Tanti personaggi, tanti stili e tanti accenti volutamente sottolineati, come a rappresentare l’italianità più varia. Recitano se stessi, recitano le inquietudini di un’età che sta al limitare del passaggio, tempo di bilanci talvolta amari, tempo di lentezza e riflessione.
Ma l’apparenza inganna. Loro, seduti placidamente a giocare a tombola davanti alle grandi vetrate della “Villa” in cui sono ricoverati, con una vista fantastica sul mondo rurale. Loro accartocciati su se stessi nell’ultimo slancio prima della fine. Loro, proprio loro, sono vivi eccome. L’amore, la gioia e il dolore, la saggezza maturata con la vita. Tutto ciò trionfa amabilmente in questo spaccato di vita vera. Così, l’ultimo recalcitrante arrivato alla “Villa” finisce per non volersene più andare, ammaliato da tanta umanità che scorre in quelle stanze. La suora autoritaria, reggente ferrea della struttura geriatrica, si deve piegare a cotanta vitalità acconsentendo alla festa di Capodanno, il Veglione tanto atteso, simbolico baluardo di un ultimo attaccamento alla vita, alle sue passioni, ai suoi codici. «Cos’è la vita, senza l’amore, è come un albero che foglie non ha più», riecheggia più volte nel salone luminoso, inno alla vita e al compimento dell’umanità.

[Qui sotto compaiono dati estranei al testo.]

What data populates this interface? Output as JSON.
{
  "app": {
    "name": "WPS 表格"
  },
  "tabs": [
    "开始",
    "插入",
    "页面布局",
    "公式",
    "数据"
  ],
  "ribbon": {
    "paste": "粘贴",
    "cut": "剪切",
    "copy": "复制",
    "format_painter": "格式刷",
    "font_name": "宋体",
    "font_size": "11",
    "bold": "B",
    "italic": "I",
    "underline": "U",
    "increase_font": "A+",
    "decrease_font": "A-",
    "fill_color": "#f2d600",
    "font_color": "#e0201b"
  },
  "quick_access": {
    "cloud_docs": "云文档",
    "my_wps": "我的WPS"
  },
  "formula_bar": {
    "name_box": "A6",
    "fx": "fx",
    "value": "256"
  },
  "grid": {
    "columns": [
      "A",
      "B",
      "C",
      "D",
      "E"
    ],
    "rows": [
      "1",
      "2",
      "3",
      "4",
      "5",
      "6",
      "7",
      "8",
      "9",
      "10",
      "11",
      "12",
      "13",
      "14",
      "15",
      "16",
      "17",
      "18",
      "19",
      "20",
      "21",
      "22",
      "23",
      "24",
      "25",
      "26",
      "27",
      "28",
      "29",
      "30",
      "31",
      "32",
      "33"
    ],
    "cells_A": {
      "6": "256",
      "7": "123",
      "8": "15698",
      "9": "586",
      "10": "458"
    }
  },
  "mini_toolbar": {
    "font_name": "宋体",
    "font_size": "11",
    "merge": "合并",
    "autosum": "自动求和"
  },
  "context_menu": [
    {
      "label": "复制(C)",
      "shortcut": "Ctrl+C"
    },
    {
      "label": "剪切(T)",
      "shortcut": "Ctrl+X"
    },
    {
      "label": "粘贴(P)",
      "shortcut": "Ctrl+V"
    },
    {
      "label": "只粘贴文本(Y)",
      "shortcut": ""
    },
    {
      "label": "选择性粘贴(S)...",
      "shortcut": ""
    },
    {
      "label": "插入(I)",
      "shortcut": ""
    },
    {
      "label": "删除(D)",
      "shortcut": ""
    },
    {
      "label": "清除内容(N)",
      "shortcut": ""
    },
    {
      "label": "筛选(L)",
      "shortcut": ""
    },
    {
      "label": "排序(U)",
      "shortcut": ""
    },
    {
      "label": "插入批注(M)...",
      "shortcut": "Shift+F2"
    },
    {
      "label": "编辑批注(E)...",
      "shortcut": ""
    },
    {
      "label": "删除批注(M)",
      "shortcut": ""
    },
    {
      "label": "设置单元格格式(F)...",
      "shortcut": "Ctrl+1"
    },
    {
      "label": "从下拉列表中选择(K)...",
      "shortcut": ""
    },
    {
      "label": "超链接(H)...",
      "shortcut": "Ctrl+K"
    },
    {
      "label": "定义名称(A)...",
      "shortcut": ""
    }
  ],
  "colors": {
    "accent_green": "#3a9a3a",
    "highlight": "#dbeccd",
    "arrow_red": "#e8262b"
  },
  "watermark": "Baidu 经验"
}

Il testo è forte, la cura del fluido raccordo musicale è altrettanto efficace, sebbene una regia meno semplicistica avrebbe reso ragione di cotanta magia che i simpatici (e autoironici) over60 sanno infondere allo spettacolo.
Si tratta di un fenomeno di costume, secondo i sociologi, che parlano di “grey pound” in riferimento alla nuova centralità sociale acquisita dalle fasce più agé della società. Forse una parte dell’interesse di questo spettacolo sta proprio in questo segnale infuso al linguaggio teatrale: gli anziani raccontano se stessi, tanto per sfatare una serie di luoghi comuni piuttosto invalsi, che tendono a sminuirne l’affettività o la lucidità sempre e comunque.
Resta l’interesse per una riscrittura teatrale che sa conservare certa magia dei sentimenti e delle situazioni. In questa chiave, l’atmosfera volutamente anti-professionistica che lo spettacolo si è voluto dare acquisisce valore di testimonianza, come un’incursione nel sacro tempio dell’arte recitata da parte di chi sa di portare una ventata di vita vissuta.